The Many Faces of Jason…
A big challenge for the filmmakers and the writing team in developing the film was deciding on what Jason would wear to cover his deformed face. In the long history of the franchise, Jason first appeared in the final frames of the original film, jolting audiences out of their seats with his shocking leap out of Crystal Lake. In the second film, fans turned out in droves to watch the popular villain don a burlap sack. It wasn't until the third installment of the franchise that Jason put on the hockey mask that would propel him to a new level of pop culture status.
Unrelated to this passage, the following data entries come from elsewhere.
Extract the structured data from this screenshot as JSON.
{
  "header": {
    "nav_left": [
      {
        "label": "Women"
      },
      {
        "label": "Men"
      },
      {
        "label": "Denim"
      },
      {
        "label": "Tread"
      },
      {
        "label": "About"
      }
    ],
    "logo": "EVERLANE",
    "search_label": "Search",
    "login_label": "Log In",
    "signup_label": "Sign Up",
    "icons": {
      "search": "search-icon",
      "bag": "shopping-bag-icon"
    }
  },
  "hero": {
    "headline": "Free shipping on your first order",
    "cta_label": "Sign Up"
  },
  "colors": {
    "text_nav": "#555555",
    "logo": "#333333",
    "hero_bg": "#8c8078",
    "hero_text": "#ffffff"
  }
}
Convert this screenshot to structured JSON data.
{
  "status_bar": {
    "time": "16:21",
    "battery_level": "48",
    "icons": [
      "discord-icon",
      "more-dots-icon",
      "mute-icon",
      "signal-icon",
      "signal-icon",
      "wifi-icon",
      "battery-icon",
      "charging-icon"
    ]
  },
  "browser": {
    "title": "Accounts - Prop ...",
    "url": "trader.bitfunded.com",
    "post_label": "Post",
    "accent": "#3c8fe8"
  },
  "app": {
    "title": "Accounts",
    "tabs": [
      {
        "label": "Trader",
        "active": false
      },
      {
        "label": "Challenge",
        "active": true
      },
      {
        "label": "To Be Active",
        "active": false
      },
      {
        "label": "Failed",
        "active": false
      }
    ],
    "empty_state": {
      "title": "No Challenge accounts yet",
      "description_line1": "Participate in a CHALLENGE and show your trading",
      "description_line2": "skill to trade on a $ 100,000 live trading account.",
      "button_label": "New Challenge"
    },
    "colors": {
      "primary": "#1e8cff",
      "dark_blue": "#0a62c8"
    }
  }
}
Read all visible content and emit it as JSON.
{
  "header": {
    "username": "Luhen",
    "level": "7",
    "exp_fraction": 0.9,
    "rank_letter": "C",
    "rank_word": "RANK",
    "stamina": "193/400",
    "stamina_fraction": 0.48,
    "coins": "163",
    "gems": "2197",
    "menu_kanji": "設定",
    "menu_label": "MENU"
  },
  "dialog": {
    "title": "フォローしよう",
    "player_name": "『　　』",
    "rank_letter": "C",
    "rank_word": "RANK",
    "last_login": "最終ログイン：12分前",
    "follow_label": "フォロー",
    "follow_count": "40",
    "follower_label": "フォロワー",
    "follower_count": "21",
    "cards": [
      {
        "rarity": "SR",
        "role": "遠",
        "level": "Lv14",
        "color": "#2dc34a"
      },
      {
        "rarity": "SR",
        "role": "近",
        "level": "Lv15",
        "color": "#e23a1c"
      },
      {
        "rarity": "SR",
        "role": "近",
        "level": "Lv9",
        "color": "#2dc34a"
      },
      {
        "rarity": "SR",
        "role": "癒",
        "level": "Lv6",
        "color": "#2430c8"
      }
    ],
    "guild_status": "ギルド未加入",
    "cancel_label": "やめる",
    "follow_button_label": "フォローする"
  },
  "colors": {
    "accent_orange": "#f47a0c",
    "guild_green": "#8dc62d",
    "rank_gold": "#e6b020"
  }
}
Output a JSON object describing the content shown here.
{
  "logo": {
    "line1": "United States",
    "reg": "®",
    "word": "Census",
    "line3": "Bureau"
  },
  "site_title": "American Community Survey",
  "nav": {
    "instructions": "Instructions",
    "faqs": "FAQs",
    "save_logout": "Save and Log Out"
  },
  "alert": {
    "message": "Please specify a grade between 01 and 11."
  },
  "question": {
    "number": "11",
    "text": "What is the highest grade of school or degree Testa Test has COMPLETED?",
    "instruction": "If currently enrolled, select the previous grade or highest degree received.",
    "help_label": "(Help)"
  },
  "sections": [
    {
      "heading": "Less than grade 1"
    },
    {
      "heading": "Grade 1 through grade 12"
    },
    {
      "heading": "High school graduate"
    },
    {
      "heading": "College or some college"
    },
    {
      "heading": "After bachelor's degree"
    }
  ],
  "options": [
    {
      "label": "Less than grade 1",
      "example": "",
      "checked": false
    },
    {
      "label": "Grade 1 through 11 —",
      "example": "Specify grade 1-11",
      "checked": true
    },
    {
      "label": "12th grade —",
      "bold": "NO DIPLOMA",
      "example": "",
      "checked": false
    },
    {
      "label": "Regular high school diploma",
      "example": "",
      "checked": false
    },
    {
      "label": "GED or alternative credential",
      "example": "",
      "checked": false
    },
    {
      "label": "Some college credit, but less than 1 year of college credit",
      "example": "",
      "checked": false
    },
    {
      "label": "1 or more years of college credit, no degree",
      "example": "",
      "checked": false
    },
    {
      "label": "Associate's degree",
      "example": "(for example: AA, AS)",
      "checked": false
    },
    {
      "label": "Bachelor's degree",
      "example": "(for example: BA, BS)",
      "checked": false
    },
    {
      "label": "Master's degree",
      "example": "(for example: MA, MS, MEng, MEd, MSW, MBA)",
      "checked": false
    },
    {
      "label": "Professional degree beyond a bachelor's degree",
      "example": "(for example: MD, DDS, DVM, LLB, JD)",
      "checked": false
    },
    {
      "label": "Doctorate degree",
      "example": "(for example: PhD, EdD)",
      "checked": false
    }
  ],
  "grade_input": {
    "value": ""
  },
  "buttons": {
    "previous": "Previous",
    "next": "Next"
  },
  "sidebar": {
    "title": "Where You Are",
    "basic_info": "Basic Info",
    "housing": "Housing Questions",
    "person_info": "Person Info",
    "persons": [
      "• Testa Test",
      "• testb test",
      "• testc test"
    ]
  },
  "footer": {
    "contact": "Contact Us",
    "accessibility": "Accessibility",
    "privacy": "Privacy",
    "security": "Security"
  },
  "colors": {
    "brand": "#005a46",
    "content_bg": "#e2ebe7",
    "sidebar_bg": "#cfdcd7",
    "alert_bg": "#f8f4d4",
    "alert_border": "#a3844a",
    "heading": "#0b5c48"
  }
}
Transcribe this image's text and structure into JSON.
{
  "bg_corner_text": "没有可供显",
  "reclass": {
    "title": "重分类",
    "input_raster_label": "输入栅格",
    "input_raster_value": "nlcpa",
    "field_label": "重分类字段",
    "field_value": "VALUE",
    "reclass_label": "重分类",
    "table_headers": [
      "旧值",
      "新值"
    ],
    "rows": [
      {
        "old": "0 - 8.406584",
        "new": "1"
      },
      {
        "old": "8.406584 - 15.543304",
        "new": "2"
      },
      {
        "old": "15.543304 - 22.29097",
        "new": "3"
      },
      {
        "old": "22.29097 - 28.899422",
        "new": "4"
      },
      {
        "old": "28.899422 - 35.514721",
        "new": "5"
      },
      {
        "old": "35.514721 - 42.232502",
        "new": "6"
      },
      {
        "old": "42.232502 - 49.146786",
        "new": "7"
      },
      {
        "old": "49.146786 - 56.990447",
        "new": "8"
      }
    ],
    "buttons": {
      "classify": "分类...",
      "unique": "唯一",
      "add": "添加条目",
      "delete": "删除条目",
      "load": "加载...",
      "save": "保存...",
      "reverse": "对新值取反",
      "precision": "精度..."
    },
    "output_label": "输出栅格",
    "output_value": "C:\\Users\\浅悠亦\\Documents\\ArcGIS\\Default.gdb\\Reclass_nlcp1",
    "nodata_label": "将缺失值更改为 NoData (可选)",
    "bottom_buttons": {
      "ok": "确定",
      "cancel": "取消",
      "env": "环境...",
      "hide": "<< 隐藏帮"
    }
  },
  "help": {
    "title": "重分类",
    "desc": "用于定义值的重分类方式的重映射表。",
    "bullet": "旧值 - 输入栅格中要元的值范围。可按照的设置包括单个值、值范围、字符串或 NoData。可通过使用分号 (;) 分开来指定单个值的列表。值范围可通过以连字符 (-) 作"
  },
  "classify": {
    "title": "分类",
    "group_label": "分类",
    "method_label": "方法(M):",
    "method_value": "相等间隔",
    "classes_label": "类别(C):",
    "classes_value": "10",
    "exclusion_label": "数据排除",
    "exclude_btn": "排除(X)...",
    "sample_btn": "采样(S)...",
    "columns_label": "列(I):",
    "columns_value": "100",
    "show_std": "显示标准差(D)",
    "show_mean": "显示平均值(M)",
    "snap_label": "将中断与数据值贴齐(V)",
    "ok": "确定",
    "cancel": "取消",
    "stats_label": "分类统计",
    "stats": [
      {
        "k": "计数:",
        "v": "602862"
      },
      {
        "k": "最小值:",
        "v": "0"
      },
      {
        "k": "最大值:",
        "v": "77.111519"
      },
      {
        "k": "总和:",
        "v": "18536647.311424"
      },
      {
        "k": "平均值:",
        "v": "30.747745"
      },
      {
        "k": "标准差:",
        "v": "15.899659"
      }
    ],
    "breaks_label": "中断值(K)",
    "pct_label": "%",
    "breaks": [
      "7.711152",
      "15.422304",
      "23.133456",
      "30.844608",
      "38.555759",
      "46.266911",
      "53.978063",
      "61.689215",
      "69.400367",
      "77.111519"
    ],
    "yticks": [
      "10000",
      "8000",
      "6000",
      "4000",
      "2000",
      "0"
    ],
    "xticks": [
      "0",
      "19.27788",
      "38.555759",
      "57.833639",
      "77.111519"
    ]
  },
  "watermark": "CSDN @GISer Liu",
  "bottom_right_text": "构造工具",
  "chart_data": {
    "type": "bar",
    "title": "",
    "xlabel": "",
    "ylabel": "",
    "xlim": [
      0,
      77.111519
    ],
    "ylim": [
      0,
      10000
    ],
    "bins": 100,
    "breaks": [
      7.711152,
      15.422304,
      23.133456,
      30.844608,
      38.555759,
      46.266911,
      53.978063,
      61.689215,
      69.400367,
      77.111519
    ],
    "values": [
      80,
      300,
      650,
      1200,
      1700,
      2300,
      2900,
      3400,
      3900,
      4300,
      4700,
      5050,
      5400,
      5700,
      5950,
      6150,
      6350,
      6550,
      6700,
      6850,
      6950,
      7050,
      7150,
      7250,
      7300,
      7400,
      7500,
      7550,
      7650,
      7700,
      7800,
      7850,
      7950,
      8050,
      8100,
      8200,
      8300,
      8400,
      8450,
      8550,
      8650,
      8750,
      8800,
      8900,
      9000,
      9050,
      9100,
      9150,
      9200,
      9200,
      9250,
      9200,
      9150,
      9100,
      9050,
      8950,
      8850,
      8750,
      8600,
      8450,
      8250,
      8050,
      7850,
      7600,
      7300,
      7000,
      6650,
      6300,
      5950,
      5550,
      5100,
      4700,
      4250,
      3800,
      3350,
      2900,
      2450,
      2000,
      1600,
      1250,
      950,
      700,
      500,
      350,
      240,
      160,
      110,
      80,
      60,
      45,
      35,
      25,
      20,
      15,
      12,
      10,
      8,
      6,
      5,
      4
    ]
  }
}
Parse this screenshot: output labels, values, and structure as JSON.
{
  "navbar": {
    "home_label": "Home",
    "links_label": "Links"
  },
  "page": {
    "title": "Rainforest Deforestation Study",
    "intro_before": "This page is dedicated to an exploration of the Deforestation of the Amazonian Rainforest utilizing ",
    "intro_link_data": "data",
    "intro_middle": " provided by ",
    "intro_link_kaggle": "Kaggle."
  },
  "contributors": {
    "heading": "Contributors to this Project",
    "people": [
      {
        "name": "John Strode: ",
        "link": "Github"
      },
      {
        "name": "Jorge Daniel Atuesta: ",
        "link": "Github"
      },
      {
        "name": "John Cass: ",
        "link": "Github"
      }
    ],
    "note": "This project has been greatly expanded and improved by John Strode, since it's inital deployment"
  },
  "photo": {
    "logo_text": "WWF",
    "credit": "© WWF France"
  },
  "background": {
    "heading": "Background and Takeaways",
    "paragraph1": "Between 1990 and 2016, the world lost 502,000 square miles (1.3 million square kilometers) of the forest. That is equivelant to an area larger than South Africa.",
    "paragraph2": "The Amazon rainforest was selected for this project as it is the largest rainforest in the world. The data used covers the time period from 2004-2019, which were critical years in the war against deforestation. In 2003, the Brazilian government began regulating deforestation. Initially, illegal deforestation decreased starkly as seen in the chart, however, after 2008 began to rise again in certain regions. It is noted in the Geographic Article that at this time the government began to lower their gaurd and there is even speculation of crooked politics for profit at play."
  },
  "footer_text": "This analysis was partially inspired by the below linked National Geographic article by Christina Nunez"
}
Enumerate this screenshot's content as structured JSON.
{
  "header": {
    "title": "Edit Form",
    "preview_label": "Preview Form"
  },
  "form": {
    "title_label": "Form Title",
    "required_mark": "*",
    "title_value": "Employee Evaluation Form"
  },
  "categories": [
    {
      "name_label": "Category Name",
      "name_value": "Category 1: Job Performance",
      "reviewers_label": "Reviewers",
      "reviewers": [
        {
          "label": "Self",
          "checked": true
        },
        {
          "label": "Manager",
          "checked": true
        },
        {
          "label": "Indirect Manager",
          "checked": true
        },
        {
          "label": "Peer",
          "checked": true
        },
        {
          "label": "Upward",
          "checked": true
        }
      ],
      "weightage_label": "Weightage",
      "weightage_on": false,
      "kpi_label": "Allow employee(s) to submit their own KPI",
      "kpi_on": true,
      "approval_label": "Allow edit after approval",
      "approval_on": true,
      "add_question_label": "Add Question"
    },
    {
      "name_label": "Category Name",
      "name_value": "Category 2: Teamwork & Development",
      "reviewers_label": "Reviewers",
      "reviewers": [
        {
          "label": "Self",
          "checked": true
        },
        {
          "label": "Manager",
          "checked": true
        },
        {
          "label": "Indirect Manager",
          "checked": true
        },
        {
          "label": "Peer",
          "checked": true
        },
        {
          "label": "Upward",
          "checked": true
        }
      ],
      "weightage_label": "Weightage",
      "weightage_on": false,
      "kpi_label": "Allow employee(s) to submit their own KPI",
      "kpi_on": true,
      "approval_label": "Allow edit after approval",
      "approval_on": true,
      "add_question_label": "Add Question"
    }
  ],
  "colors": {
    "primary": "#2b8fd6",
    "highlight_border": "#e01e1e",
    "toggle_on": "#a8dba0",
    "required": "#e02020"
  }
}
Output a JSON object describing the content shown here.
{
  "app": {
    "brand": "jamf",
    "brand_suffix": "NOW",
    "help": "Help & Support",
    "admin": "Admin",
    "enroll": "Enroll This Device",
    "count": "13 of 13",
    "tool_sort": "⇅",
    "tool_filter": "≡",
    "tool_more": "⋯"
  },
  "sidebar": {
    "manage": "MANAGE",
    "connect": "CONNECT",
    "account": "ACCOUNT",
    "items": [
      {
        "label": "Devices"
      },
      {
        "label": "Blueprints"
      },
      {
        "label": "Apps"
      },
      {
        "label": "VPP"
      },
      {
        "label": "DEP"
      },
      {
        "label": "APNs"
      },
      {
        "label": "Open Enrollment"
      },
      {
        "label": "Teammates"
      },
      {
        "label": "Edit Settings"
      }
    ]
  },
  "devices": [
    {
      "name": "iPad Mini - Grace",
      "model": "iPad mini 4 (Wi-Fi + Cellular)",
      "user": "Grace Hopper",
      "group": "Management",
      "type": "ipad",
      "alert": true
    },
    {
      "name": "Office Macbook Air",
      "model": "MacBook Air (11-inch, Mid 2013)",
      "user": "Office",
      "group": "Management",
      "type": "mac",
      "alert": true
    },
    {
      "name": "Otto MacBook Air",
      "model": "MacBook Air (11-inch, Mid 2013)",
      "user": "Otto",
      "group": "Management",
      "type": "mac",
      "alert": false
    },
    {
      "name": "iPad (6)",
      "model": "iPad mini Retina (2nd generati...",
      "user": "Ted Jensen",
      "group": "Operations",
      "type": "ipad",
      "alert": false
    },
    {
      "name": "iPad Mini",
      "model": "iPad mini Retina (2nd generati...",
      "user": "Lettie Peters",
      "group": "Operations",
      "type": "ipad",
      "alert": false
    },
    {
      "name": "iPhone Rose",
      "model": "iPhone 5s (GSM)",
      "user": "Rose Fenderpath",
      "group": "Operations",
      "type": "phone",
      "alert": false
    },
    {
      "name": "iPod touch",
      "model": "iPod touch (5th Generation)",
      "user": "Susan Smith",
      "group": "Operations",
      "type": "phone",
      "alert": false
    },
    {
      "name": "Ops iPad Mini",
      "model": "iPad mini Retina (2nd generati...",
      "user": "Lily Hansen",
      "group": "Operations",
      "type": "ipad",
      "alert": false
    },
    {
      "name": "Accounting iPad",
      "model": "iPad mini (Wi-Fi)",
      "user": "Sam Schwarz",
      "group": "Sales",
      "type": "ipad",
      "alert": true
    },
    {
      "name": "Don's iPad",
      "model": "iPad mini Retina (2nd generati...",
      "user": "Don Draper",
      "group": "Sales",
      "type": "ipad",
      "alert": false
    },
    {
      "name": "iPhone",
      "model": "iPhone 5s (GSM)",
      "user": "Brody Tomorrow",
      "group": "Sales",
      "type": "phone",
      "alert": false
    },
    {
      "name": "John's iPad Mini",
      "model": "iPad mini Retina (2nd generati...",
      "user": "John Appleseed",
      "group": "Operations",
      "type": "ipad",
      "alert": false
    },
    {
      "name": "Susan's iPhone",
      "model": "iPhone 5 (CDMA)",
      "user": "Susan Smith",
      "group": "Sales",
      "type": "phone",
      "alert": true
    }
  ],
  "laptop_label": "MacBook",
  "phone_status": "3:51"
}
The filmmakers made the decision early in the scriptwriting process to have Jason begin the film wearing the burlap sack from "Friday the 13th Part 2," giving fans a chance to see how he finds what has become the character's calling card: the well-worn hockey mask.
"We decided early on that we didn't want to turn it on its ear and create a mask that people were not used to," notes Fuller. "And we wanted to add our own sack like the one Jason wore in the second film. It's such a great visual."
"It was exciting for us to create a moment where you see Jason discover the mask," states screenwriter Mark Swift.
Fuller agrees. "We all felt that if you're going to make this film, it must include that moment when he takes off the sack and puts on the hockey mask and becomes Jason."
"Hopefully fans will dig it," says Swift. "It's really a scene that we wrote to be that 'wow' moment in the film."
Creating the look of both the mask and the sack was entrusted to special effects makeup supervisor Scott Stoddard and his gifted team.
"Scott was the first person we hired on this film," says Andrew Form. "He did amazing work for us before and is just an incredibly talented artist."
"Scott created a new version of the sack that we all fell in love with the first time we saw it," adds producer Fuller. "We knew the mask was the look everyone knows, but we thought it would be a perfect combination if he could wear both."
Stoddard notes, "I'm a big fan of 'The Elephant Man' and Jason is actually kind of a tragic figure like John Merrick, so I asked Tim Jarvis to make a hole that Jason sees out of that is a little bit square, and crudely stitched together. Tim did an amazing job making it and I think fans will really like the look."
For Stoddard and his team, coming up with Jason's overall look was born out of respect. "We definitely wanted to keep him more human," offers Scott, "because, within every serial killer, there's a history to the sociopath they become, and Jason has a great history."
For Derek Mears, seeing Stoddard's handiwork for the first time was something the actor would not soon forget. "The first time I strapped on the mask in Scott's make-up shop in Los Angeles, I got chills." reveals Mears. "Everyone in the shop stopped what they were doing and looked over. I felt like I was lifting Excalibur, and all I could see were heads looking at each other and smiling from ear to ear. It was an amazing moment for me."
Stoddard himself transported the hockey mask from Los Angeles to Austin for the film shoot. It was an adventure. "I hand-carried Jason's hockey mask in a special silver case because I was too afraid to send it any other way," explains Stoddard. "I was going through airport security when two guards came around and asked me to follow them. They took me to a special room and opened the case and said, 'Is that the Jason mask? We're really big fans--can you take it out and let us see it?'"
Another element that the filmmakers wanted to bring back was the carefree "sex, drugs and rock & roll" attitude that permeated the early films. "We really wanted to bring the fun back to the franchise," says producer Form. "We wanted to have young college kids having a blast being kids. It's a wonderfully vivacious group of kids who are a lot of fun to watch, even as they experience all these horrific scares."